In other parts of Africa, schoolkids spin on brightly colored merry-go-rounds that pump water from nearby wells when spun. About 600 UNICEF-financed "play pumps" are now in place in South Africa.
Meanwhile, in his southeastern village in Laos, spiky-haired Happy Sisomphone directs a radio segment on sanitation, hygiene, and water-borne diseases.
"In school we're reminded that it's important to wash your hands after playing with dirt," says Happy, trained by UNICEF as a volunteer radio producer. "But we never learn why. So I interview people about the reasons we should be careful."
Claire Hajaj, a UNICEF spokeswoman, considers youths "incomparably useful" to community projects. "They take their messages to their schools, their families and friends," she says. "They create a domino effect. And if adults see kids leading these initiatives then they think, oh, I can do this, too."

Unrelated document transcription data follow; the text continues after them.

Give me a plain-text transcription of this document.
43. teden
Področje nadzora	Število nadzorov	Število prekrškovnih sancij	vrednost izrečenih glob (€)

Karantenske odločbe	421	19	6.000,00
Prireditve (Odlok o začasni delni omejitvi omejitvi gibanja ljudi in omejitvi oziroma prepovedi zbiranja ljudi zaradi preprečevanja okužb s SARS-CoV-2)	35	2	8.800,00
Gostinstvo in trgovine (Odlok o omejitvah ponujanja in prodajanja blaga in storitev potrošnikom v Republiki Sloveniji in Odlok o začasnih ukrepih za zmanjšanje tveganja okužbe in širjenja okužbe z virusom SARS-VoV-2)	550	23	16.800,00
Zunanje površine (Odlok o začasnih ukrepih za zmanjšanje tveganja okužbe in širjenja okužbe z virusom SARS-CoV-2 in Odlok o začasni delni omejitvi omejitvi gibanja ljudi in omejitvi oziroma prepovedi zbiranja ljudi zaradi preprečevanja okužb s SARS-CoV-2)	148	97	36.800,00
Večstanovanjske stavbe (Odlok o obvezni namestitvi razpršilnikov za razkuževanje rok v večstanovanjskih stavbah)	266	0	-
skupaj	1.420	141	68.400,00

Already, a good deal of the talk at the forum has centered on local, homegrown solutions. At the same time, UN studies highlighted that bringing such solutions requires tighter cooperation between governments and private companies, with less of an eye on profits.
But despite the good intentions, some of the youths run into walls. When Happy started up his radio show, some villagers rejected the idea of a young voice over the radio waves lecturing about the ills generated by bad water. "Big messages from little people don't always work," he says. "But little by little people tend to come around."